A generalized spray-flamelet formulation by means of a monotonic variable

TL;DR

This paper introduces a new monotonic cumulative mixture fraction variable, Z_C, for spray-flamelet modeling, improving the description of spray flames by accounting for droplet vaporization effects and enabling better mapping of flame structures.

Contribution

A novel cumulative mixture fraction variable, Z_C, is proposed to handle non-monotonicity in spray-flamelet descriptions, extending the flamelet model to spray flames with vaporization effects.

Findings

Z_C is monotonic and generalizes the mixture fraction for spray flames.

The new formulation accurately maps spray-flame structures in physical space.

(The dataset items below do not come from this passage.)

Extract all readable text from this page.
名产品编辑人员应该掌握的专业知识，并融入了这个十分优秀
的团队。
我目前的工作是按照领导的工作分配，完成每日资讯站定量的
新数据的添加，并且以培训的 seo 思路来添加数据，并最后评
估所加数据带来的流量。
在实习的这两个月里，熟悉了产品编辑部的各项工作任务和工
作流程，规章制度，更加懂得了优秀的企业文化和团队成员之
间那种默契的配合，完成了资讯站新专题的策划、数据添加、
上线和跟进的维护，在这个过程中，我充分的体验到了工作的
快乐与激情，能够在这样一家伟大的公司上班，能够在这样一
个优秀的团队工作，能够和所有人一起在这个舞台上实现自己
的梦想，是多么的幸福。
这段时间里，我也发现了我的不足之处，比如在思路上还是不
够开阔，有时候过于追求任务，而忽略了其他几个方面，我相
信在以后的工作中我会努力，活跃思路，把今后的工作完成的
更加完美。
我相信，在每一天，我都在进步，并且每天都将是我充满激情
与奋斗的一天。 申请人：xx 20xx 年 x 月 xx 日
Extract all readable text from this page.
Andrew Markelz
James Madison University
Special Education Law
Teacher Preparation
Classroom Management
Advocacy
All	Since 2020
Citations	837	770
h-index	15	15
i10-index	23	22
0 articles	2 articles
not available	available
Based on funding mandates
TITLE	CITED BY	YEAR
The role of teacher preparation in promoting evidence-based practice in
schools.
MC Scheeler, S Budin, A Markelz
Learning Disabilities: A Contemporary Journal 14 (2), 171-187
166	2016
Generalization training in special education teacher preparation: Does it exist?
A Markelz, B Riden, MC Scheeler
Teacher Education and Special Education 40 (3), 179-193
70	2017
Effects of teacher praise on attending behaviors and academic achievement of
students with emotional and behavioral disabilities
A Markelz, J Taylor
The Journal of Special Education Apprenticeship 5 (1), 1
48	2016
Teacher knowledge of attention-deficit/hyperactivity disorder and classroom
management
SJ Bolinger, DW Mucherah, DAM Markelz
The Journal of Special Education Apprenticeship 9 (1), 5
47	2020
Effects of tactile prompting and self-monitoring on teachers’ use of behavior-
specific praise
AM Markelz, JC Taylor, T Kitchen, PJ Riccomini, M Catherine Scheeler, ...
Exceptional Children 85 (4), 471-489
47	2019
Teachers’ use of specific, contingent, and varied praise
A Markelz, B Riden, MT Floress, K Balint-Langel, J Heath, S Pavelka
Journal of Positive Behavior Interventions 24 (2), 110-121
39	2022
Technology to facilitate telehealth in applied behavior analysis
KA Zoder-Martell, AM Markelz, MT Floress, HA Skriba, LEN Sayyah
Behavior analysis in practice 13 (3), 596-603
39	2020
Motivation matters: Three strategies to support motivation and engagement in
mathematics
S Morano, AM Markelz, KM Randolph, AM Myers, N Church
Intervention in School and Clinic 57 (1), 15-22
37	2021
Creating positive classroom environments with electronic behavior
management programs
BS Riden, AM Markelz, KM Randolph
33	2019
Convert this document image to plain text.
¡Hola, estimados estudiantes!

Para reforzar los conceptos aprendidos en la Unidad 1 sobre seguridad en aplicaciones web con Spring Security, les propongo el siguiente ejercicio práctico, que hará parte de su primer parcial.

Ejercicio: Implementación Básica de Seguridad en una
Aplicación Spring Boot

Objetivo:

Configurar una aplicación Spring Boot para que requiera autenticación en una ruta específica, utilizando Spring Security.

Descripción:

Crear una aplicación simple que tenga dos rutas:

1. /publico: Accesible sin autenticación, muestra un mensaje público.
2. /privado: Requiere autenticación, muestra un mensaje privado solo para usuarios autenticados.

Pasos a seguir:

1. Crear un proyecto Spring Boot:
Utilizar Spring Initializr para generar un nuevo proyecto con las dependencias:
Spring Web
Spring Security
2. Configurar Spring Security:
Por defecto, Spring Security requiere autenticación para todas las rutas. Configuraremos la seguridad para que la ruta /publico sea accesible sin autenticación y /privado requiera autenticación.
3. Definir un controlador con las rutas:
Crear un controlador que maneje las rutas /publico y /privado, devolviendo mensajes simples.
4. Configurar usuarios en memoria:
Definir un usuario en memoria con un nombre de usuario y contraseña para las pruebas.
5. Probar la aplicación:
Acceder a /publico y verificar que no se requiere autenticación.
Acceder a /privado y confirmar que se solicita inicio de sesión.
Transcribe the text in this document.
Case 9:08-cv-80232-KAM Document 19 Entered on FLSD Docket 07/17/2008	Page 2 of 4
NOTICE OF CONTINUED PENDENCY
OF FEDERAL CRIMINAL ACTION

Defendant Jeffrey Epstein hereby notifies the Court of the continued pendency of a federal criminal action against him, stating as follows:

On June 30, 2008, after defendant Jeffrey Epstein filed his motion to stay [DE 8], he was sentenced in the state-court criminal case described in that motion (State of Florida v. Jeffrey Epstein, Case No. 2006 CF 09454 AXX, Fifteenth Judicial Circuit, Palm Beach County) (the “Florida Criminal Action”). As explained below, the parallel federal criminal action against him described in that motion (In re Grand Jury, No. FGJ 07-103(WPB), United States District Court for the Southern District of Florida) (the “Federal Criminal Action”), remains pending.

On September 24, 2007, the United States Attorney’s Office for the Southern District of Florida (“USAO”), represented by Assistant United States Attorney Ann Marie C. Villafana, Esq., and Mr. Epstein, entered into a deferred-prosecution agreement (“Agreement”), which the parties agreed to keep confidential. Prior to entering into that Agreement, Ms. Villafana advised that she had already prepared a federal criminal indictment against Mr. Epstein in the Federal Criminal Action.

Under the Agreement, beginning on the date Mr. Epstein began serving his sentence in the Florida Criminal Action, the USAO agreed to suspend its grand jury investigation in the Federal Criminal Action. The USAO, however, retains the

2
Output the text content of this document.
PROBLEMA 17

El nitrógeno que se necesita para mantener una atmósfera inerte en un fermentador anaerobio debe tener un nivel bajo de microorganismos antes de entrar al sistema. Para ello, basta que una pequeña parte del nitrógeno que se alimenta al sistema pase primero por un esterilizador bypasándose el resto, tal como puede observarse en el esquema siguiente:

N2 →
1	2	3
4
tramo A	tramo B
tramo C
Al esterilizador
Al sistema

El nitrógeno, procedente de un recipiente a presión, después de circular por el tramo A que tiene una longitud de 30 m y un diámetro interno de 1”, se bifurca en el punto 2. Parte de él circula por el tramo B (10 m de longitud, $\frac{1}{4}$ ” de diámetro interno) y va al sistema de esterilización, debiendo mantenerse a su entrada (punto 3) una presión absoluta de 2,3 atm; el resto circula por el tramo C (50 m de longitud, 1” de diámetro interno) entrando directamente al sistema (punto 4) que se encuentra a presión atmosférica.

Numerical results for ethanol and methanol sprays validate the approach.

Abstract

The external structure of the spray-flamelet can be described using the Schvab-Zel'dovich-Li\~nan formulation. The gaseous mixture-fraction variable as function of the physical space, Z(x_i), typically employed for the description of gaseous diffusion flames leads to non-monotonicity behaviour for spray flames due to the extra fuel supplied by vaporisation of droplets distributed into the flow. As a result, the overall properties of spray flames depend not only on Z and the scalar dissipation rate, but also on the spray source term, S_v. We propose a new general coordinate variable which takes into account the spatial information about the entire mixture fraction due to the gaseous phase and droplet vaporisation. This coordinate variable, Z_C(x_i) is based on the cumulative value of the gaseous mixture fraction Z(x_i), and is shown to be monotonic. For pure gaseous flow, the new cumulative function, Z_C, yields the well-established flamelet structure in Z-space. In the present manuscript, the spray-flamelet structure and the new equations for temperature and mass fractions in terms of Z_C are derived and then applied to the canonical counterflow configuration with potential flow. Numerical results are obtained for ethanol and methanol sprays, and the effect of Lewis and Stokes numbers on the spray-flamelet structure are analyzed. The proposed formulation agrees well when mapping the structure back to physical space thereby confirming our integration methodology.